Franco Palacios et al. measured serum and urine suPAR levels that had been taken from 86 renal transplant recipients before transplantation and stored in a biospecimen bank. They also measured serum and urine suPAR levels in samples from 10 healthy living kidney donors (controls) stored in the same biospecimen bank. Samples taken closest to the transplant event were used for the analyses.

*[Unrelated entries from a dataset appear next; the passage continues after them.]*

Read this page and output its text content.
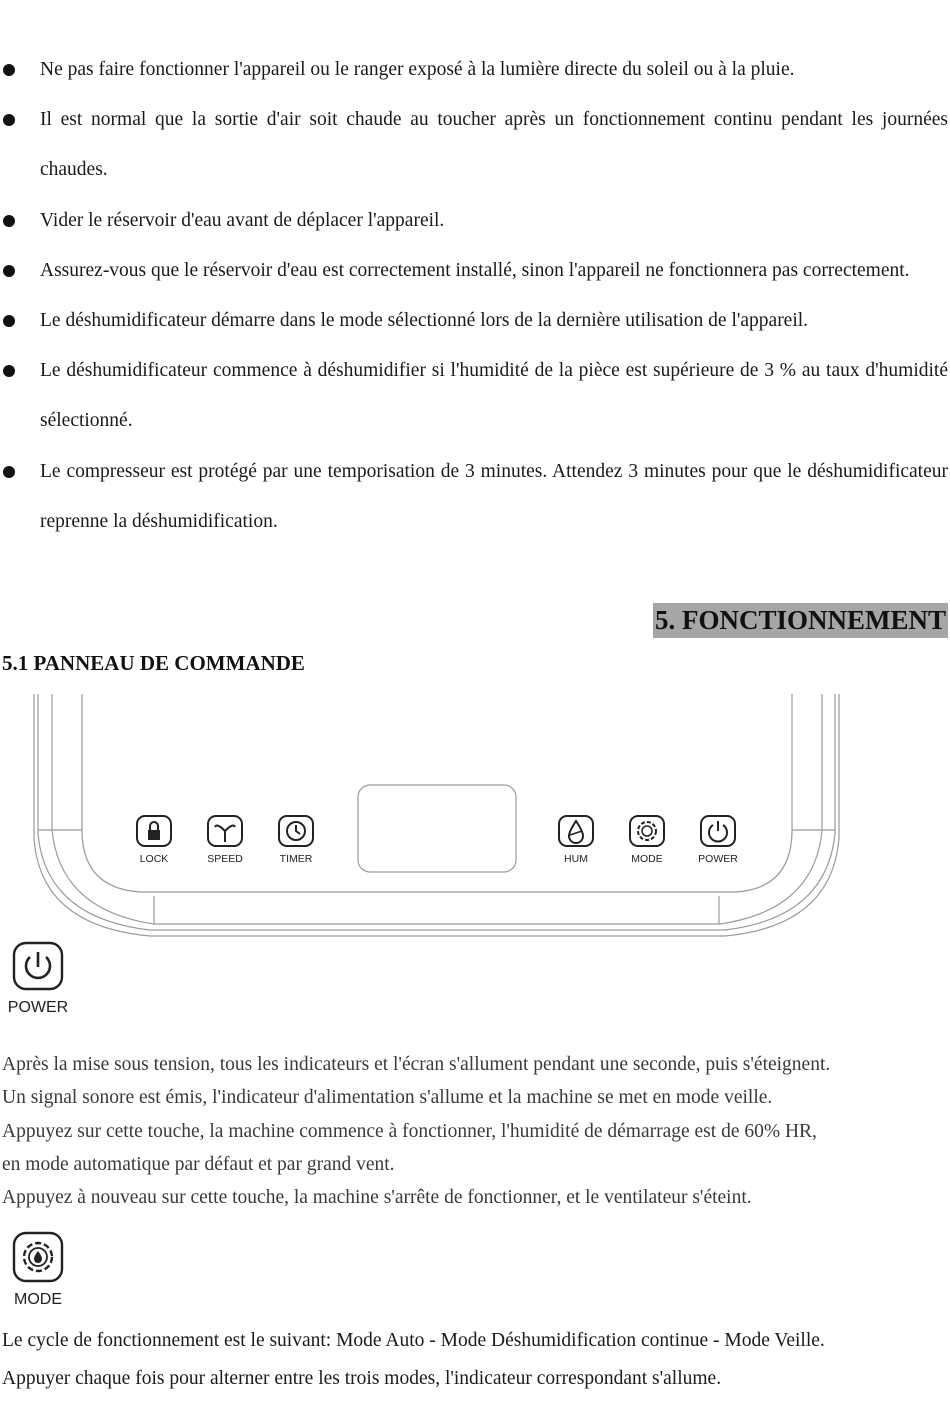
Ne pas faire fonctionner l'appareil ou le ranger exposé à la lumière directe du soleil ou à la pluie.
Il est normal que la sortie d'air soit chaude au toucher après un fonctionnement continu pendant les journées chaudes.
Vider le réservoir d'eau avant de déplacer l'appareil.
Assurez-vous que le réservoir d'eau est correctement installé, sinon l'appareil ne fonctionnera pas correctement.
Le déshumidificateur démarre dans le mode sélectionné lors de la dernière utilisation de l'appareil.
Le déshumidificateur commence à déshumidifier si l'humidité de la pièce est supérieure de 3 % au taux d'humidité sélectionné.
Le compresseur est protégé par une temporisation de 3 minutes. Attendez 3 minutes pour que le déshumidificateur reprenne la déshumidification.
5. FONCTIONNEMENT
5.1 PANNEAU DE COMMANDE
LOCK	SPEED	TIMER	HUM	MODE	POWER
POWER

Après la mise sous tension, tous les indicateurs et l'écran s'allument pendant une seconde, puis s'éteignent.

Un signal sonore est émis, l'indicateur d'alimentation s'allume et la machine se met en mode veille.

Appuyez sur cette touche, la machine commence à fonctionner, l'humidité de démarrage est de 60% HR,

en mode automatique par défaut et par grand vent.

Appuyez à nouveau sur cette touche, la machine s'arrête de fonctionner, et le ventilateur s'éteint.

MODE

Le cycle de fonctionnement est le suivant: Mode Auto - Mode Déshumidification continue - Mode Veille.

Appuyer chaque fois pour alterner entre les trois modes, l'indicateur correspondant s'allume.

Transplant recipients were grouped into the following groups on the basis of the primary cause of their native kidney disease: primary FSGS (recurrent and nonrecurrent; n = 28), IgA nephropathy (n = 15), membranous nephropathy (n = 13), diabetic nephropathy (n = 15) and autosomal dominant polycystic kidney disease (ADPKD, n = 15).

The researchers found that both serum and urine suPAR correlated with proteinuria and albuminuria. Serum suPAR level was increased in all renal transplant candidates compared with the healthy controls, and could not be used to differentiate the different disease diagnoses. Urine suPAR levels, however, were found to be significantly higher in the subset of patients who had recurrent FSGS than in those with other causes of end-stage renal disease and controls. “Urine suPAR might therefore be useful for predicting FSGS cases at risk of recurrence after transplantation,” notes Amer. “This finding is of great interest but should be approached with caution given the small number of cases of recurrent FSGS for whom we have biobanked urine available.”